Distrubuted hash tables
Distributed hash tables (DHT) are a decentralized distributed system that provides a lookup similar to a hash table. Hash pairs are stored in the DHT and any node connected to the network can efficiently retrieve the value associated with the given name. Responsibility for maintaining the mapping from names to values is distributed among the nodes themselves. Any change in the set of participants causes minimal amounts of disruption to the service as a whole. This allows DHTs to scale to extremely large numbers of nodes and allows them to handle continual node arrivals, departures and failures.
DHTs form an infrastructure that can be used to build more complex services, such as distributed file systems, peer-to-peer file sharing and content distribution systems, cooperative web caching, multicast, anycast, domain name services, and instant messaging. Applications that use DHTs include BitTorrent and eMule.
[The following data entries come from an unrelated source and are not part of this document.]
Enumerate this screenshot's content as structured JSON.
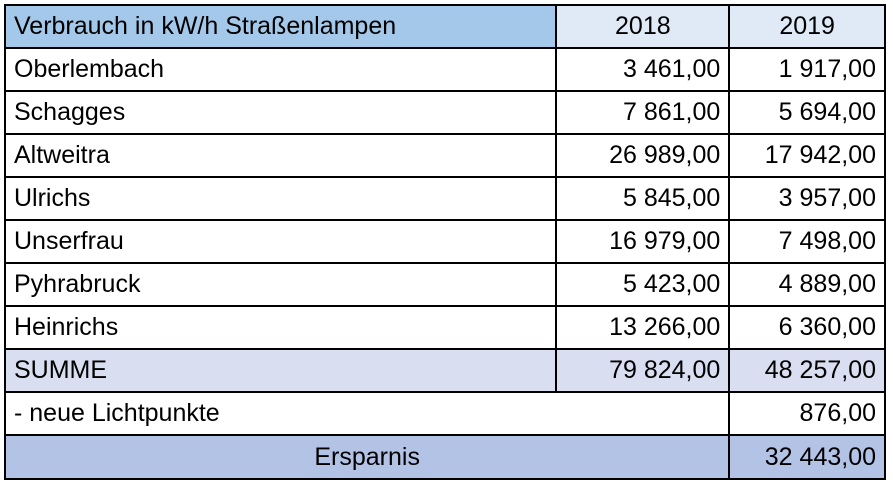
{
  "table": {
    "header": {
      "title": "Verbrauch in kW/h Straßenlampen",
      "years": [
        "2018",
        "2019"
      ]
    },
    "rows": [
      {
        "name": "Oberlembach",
        "v2018": "3 461,00",
        "v2019": "1 917,00"
      },
      {
        "name": "Schagges",
        "v2018": "7 861,00",
        "v2019": "5 694,00"
      },
      {
        "name": "Altweitra",
        "v2018": "26 989,00",
        "v2019": "17 942,00"
      },
      {
        "name": "Ulrichs",
        "v2018": "5 845,00",
        "v2019": "3 957,00"
      },
      {
        "name": "Unserfrau",
        "v2018": "16 979,00",
        "v2019": "7 498,00"
      },
      {
        "name": "Pyhrabruck",
        "v2018": "5 423,00",
        "v2019": "4 889,00"
      },
      {
        "name": "Heinrichs",
        "v2018": "13 266,00",
        "v2019": "6 360,00"
      }
    ],
    "sum": {
      "label": "SUMME",
      "v2018": "79 824,00",
      "v2019": "48 257,00"
    },
    "new_points": {
      "label": "- neue Lichtpunkte",
      "value": "876,00"
    },
    "savings": {
      "label": "Ersparnis",
      "value": "32 443,00"
    },
    "colors": {
      "header_title_bg": "#a4c8e9",
      "header_year_bg": "#dfeaf6",
      "sum_bg": "#d9def0",
      "savings_bg": "#b3c3e6"
    }
  }
}
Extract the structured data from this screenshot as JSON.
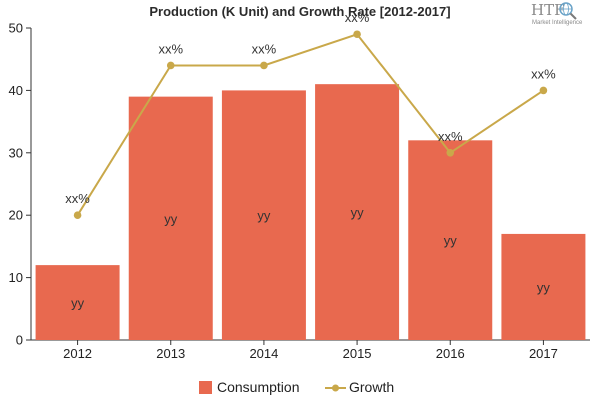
{
  "chart_data": {
    "type": "bar",
    "title": "Production (K Unit) and Growth Rate [2012-2017]",
    "categories": [
      "2012",
      "2013",
      "2014",
      "2015",
      "2016",
      "2017"
    ],
    "ylim": [
      0,
      50
    ],
    "yticks": [
      0,
      10,
      20,
      30,
      40,
      50
    ],
    "grid": false,
    "legend_position": "bottom-center",
    "series": [
      {
        "name": "Consumption",
        "type": "bar",
        "color": "#e8694f",
        "values": [
          12,
          39,
          40,
          41,
          32,
          17
        ],
        "data_labels": [
          "yy",
          "yy",
          "yy",
          "yy",
          "yy",
          "yy"
        ]
      },
      {
        "name": "Growth",
        "type": "line",
        "color": "#c9a84a",
        "values": [
          20,
          44,
          44,
          49,
          30,
          40
        ],
        "data_labels": [
          "xx%",
          "xx%",
          "xx%",
          "xx%",
          "xx%",
          "xx%"
        ]
      }
    ]
  },
  "logo": {
    "text": "HTF",
    "subtext": "Market Intelligence",
    "icon": "globe-magnifier-icon"
  }
}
The research to use DHTs began and was spurred on by the creation of P2P networks such as Napster, Gnutella and Freenet. These services used resources distributed across the Internet to provide a single useful application. More specifically, they took advantage of the increased Bandwidth and hard disk capacity to provide a file sharing service. These services had a different approach as to how they found data that was contained within a peer. Napster utilized a central index server where each node would broadcast its list of locally held files everytime it joined the network. This central component left the system vulnerable to attacks and eventually lawsuits. Gnutella used a flooding query model where each search would broadcast a message to every machine on the network. This eliminated the possibility of a single point of failure, but was not as efficient. Freenet used a heuristic key based routing scheme where each file was associated with a key, then files and similar keys were grouped together on similar nodes.
DHTs contain the following characteristics:
- Decentralization - Each node collectively forms the system without any central coordination.
- Scalability - The system should function efficiently not matter how many new nodes join.
- Fault tolerance - The system should be reliable even when nodes join, leave or fail.